At the time, Rev. Murff was working with church youth on a beautification project in South Holland.
“The gardening workshop was good for the kids who went through it there because they had a better sense of stewardship. And for one child in particular… it had a lasting impact on her, relationally and emotionally. It drew her into the community, drew her closer to us.”
But it also planted the seeds, so to speak, for a grander vision. Later that year, Rev. Murff left Covenant UCC to become the Senior Pastor at Congregational Church of Park Manor in Chicago. Once there, ideas came into focus.
“We [Park Manor Church] had bought a parcel of land to be a parking lot in 2010. It’s in the middle of the block, not zoned for parking, so it just sat there. After arriving at Park Manor, and after attending the gardening workshop, I thought, ‘Why not do a community garden?’”
Park Manor, a part of the Grand Crossing area on the Southside of Chicago, is lacking in grocery stores.
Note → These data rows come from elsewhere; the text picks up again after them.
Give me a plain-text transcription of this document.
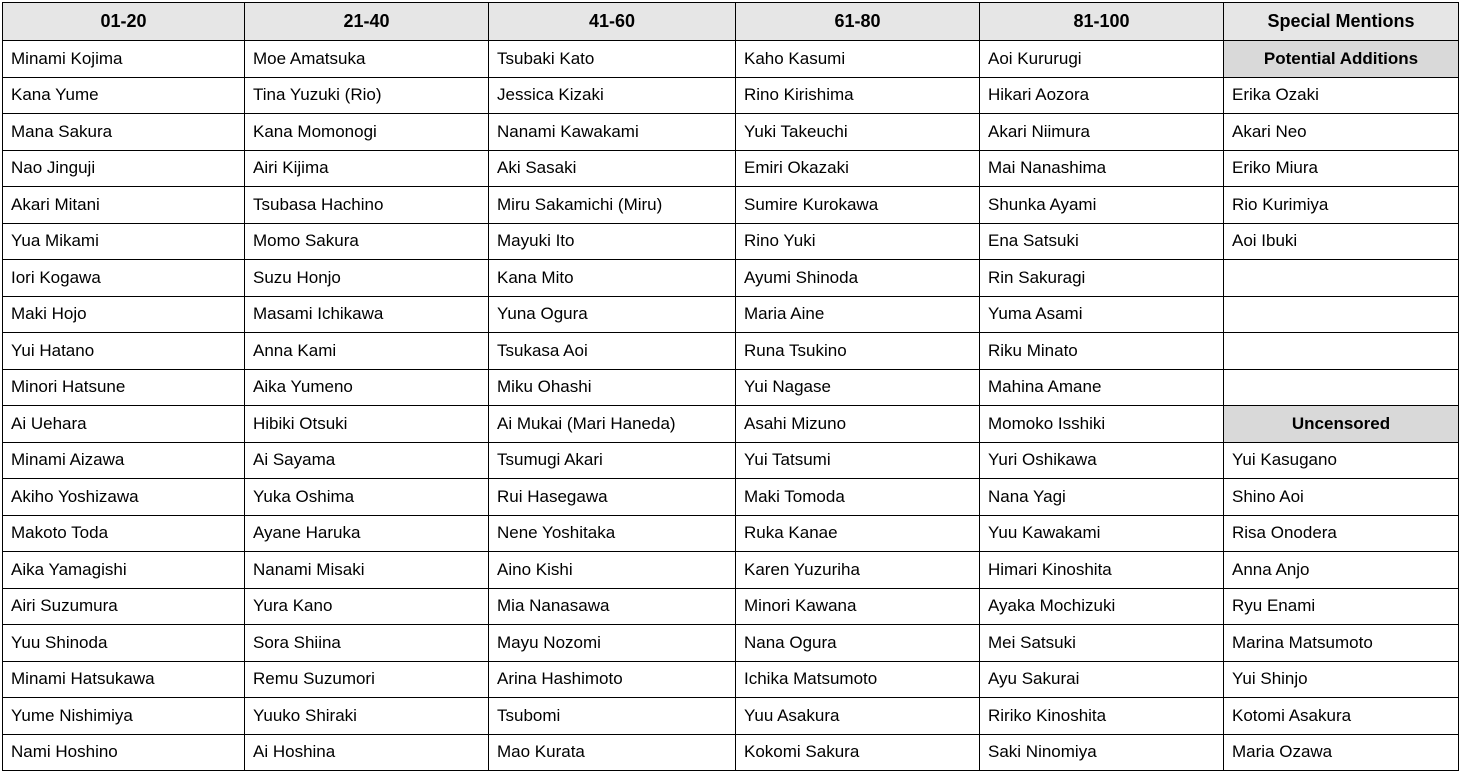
01-20	21-40	41-60	61-80	81-100	Special Mentions
Minami Kojima	Moe Amatsuka	Tsubaki Kato	Kaho Kasumi	Aoi Kururugi	Potential Additions
Kana Yume	Tina Yuzuki (Rio)	Jessica Kizaki	Rino Kirishima	Hikari Aozora	Erika Ozaki
Mana Sakura	Kana Momonogi	Nanami Kawakami	Yuki Takeuchi	Akari Niimura	Akari Neo
Nao Jinguji	Airi Kijima	Aki Sasaki	Emiri Okazaki	Mai Nanashima	Eriko Miura
Akari Mitani	Tsubasa Hachino	Miru Sakamichi (Miru)	Sumire Kurokawa	Shunka Ayami	Rio Kurimiya
Yua Mikami	Momo Sakura	Mayuki Ito	Rino Yuki	Ena Satsuki	Aoi Ibuki
Iori Kogawa	Suzu Honjo	Kana Mito	Ayumi Shinoda	Rin Sakuragi	
Maki Hojo	Masami Ichikawa	Yuna Ogura	Maria Aine	Yuma Asami	
Yui Hatano	Anna Kami	Tsukasa Aoi	Runa Tsukino	Riku Minato	
Minori Hatsune	Aika Yumeno	Miku Ohashi	Yui Nagase	Mahina Amane	
Ai Uehara	Hibiki Otsuki	Ai Mukai (Mari Haneda)	Asahi Mizuno	Momoko Isshiki	Uncensored
Minami Aizawa	Ai Sayama	Tsumugi Akari	Yui Tatsumi	Yuri Oshikawa	Yui Kasugano
Akiho Yoshizawa	Yuka Oshima	Rui Hasegawa	Maki Tomoda	Nana Yagi	Shino Aoi
Makoto Toda	Ayane Haruka	Nene Yoshitaka	Ruka Kanae	Yuu Kawakami	Risa Onodera
Aika Yamagishi	Nanami Misaki	Aino Kishi	Karen Yuzuriha	Himari Kinoshita	Anna Anjo
Airi Suzumura	Yura Kano	Mia Nanasawa	Minori Kawana	Ayaka Mochizuki	Ryu Enami
Yuu Shinoda	Sora Shiina	Mayu Nozomi	Nana Ogura	Mei Satsuki	Marina Matsumoto
Minami Hatsukawa	Remu Suzumori	Arina Hashimoto	Ichika Matsumoto	Ayu Sakurai	Yui Shinjo
Yume Nishimiya	Yuuko Shiraki	Tsubomi	Yuu Asakura	Ririko Kinoshita	Kotomi Asakura
Nami Hoshino	Ai Hoshina	Mao Kurata	Kokomi Sakura	Saki Ninomiya	Maria Ozawa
The church is center in an approximately mile-wide food desert. There are a lot of vacant lots in the blocks surrounding the church. Murff enlisted the assistance of Isaac Hayes, a pastoral intern from McCormick Theology Seminary now serving his second year at Park Manor.
Hayes started building the garden this spring with the help of a $5000 investment gift from Covenant UCC as part of the Young Prophet Project. They are putting in a solar generator, and then will be ready for starter plants in 2016.
The mission of the project is education. “Initially, we are planting a food garden. We have all the different foods we are going to offer. We are teaching them sustainability; how to thrive in a community where food deserts exits; we’re teaching how to become a self-sustaining community by growing their own fruits and vegetables….the kids would not only do the labor, but also learn.”
But the garden is also an instrumental part of relating to people differently, and valuing people differently. “We are really trying to build up the self-worth of the individual here. There are strong, dominant voices here that are so strong that they’ve drowned out the voices of the individual. Now, when the others see they too have a voice, they feel valued.”
Murff has been reaching out to the community and getting a good response. The Alderman likes that they will be doing something with a vacant lot. The kids like it. He says “the church has embraced it (because I keep talking about it).”
Murff also spoke to a local corner store about selling some of the produce in their store. The discussion is in progress, but he feels optimistic about opportunities to steward the larger community.
“The culture here is changing….No matter how well the strategies are planned, no wonder how well they are implemented, 95% of the time they will run up against the culture of the church, and the culture will win. So, unless you change the culture of the church, it will be hard to implement any other type of growth. So the culture is changing. [And] the people here have embraced change. It’s difficult for our elders and seniors to change. They are comfortable with the way things are, they like the way things are. So they are embracing the change – that’s huge for me here.”